Moreover, of greater usefulness to law firms would be knowing whether numbers of participants tend to increase over the life of a series as it becomes better known and more relied on.

We plunge ahead anyway. To start, consider the series that have been sponsored by a law firm for four years or more. We know of 21 as are presented in the plot below. The color coding from the legend at the bottom corresponds to how many surveys have been in the series (some of which are ongoing). The color coding moves from midnight blue for the four-year series to the lightest (yellow) for the longest-running survey (13 years).

As we speculated above, a regression of how many years a survey has been conducted against average participants provides no insight. Other factors than the number of years a survey series has run influence the number of participants more.

Long series of surveys by law firms and their meta-topics

Several law firms have conducted (and may still be conducting) two different series. These firms include Baker McKenzie (Brexit and cloud computing), Berwin Leighton (hotels, two different geographies), Clifford Chance (M&A and European debt), Freshfields Bruckhaus (corporate crises and whistle blowers), Herbert Smith (M&A and finance), Jackson Lewis (workplace and dress codes), Miller Chevalier (Latin American corruption and tax policy), and Morrison Foerster (legal industry and M&A).

A few firms have done (or may still be conducting) three surveys on different topics; CMS (the legal industry, Brexit, M&A in Europe), DLA Piper (compliance, debt in Europe, M&A), and Pinsent Masons (Brexit and two on construction in different geographies).

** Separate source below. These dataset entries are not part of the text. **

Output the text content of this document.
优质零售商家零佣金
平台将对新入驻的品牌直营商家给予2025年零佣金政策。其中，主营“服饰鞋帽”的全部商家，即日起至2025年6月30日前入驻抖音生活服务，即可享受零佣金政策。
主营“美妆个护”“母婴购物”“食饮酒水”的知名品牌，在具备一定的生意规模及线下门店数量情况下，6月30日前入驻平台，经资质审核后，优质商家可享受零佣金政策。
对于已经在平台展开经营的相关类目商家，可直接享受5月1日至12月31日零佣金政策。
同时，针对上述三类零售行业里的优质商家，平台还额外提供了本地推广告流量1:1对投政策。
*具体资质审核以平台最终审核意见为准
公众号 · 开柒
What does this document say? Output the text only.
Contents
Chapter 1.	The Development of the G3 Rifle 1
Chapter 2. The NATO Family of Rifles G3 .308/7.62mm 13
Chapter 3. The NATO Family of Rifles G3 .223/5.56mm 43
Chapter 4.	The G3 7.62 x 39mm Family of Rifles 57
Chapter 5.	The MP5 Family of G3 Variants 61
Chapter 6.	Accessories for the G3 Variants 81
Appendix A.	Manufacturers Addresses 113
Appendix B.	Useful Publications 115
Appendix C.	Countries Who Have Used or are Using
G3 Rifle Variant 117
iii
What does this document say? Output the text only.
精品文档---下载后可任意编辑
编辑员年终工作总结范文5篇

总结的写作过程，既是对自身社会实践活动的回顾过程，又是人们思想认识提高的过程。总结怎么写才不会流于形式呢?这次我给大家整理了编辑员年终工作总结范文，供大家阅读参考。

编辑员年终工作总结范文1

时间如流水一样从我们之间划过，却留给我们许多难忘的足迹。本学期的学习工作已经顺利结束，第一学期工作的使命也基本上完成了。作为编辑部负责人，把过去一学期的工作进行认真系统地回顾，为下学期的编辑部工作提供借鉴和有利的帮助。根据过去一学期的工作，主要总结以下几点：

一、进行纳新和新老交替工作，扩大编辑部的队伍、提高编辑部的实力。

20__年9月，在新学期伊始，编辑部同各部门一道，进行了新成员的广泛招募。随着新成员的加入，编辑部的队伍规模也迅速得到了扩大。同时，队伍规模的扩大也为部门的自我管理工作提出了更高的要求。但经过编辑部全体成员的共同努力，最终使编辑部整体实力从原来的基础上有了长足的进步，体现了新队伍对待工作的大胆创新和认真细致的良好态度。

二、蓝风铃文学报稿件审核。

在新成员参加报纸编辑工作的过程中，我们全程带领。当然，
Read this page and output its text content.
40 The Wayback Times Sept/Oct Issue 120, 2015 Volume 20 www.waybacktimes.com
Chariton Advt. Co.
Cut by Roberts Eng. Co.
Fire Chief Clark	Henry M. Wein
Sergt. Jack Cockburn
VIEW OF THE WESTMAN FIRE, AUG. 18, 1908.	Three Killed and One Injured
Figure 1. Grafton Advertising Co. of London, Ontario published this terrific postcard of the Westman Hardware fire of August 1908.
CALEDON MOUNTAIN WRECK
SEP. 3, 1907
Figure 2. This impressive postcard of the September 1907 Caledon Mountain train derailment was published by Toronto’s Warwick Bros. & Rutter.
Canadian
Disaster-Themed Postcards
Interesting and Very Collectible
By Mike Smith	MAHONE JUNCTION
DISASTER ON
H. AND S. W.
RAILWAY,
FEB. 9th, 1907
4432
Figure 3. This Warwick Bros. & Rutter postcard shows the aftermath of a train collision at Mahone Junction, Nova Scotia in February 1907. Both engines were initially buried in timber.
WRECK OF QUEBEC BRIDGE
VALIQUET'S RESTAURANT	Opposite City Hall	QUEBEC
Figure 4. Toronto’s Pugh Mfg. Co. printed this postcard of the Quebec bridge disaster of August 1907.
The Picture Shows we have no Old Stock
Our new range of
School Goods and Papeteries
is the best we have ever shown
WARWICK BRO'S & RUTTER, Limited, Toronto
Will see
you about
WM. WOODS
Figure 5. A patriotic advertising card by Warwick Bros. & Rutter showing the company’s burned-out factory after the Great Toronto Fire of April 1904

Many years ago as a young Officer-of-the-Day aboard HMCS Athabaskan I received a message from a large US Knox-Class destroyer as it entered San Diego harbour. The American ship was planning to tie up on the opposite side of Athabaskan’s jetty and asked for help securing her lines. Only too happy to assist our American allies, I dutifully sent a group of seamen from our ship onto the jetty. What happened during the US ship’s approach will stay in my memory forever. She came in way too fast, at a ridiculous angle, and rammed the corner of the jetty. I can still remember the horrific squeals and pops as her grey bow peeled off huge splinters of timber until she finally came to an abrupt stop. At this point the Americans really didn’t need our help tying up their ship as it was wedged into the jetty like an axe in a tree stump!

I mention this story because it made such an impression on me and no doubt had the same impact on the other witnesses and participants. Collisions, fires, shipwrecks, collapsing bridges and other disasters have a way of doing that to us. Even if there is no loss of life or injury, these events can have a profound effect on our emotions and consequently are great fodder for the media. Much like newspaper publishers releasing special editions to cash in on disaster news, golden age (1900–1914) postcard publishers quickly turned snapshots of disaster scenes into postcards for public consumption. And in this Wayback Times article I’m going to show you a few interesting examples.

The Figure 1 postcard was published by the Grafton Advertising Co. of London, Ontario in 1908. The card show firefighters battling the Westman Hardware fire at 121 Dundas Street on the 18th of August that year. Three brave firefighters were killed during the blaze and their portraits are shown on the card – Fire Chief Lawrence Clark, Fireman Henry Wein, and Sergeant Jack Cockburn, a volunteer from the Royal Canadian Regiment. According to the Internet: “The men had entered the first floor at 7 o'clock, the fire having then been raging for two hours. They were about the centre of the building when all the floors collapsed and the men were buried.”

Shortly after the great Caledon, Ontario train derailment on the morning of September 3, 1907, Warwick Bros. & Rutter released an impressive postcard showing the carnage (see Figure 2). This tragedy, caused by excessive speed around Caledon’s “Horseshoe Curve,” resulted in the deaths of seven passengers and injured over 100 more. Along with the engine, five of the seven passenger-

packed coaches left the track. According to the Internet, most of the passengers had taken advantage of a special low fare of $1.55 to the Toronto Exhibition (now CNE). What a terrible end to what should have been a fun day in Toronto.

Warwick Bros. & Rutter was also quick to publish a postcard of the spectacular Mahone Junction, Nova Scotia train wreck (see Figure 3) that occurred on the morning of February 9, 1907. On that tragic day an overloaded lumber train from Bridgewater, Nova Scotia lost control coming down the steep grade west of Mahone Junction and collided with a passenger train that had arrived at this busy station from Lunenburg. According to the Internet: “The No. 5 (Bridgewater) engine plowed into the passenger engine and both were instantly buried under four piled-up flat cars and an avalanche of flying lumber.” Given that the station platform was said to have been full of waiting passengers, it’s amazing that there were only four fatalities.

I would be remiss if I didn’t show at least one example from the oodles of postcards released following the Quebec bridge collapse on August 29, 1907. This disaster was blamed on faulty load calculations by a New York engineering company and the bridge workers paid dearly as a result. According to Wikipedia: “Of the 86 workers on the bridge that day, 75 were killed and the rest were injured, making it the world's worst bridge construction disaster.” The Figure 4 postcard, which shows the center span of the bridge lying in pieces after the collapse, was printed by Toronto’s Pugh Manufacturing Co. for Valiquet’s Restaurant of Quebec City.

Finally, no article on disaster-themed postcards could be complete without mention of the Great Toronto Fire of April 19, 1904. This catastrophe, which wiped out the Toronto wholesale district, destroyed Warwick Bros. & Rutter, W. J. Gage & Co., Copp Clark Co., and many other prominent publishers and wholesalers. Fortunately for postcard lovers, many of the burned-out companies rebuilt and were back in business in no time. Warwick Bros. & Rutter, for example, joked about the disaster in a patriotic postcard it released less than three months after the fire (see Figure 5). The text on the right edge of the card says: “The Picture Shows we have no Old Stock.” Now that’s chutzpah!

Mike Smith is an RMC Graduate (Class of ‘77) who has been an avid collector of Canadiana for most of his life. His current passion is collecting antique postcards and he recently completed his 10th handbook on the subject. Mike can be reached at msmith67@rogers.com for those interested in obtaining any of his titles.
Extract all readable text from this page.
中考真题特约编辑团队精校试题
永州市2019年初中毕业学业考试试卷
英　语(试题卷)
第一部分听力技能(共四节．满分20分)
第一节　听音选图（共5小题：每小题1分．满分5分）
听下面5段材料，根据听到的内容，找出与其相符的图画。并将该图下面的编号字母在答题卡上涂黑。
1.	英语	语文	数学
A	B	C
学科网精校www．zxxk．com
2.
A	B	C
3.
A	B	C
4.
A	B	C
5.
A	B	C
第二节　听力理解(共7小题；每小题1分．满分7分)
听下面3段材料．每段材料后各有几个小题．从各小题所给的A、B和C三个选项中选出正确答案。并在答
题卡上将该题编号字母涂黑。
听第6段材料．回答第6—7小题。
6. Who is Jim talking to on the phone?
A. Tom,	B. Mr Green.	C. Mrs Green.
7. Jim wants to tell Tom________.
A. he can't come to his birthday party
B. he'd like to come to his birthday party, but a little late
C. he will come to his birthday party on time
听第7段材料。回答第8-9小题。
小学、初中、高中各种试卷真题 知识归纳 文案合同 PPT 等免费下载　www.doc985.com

We can also look at the broad topics where one or more firms have coordinated a series of at least five years’ length. We have coded the particular topics into broader meta-topics. The next chart tells us that three meta-topics on industries are included in these long-running series: construction, real estate, and private equity. Second, firms have also run five-plus-year series on disputes (litigation, class actions, and arbitration). Finally, the most popular subject for research surveys has been mergers and acquisitions, with three different meta-topics.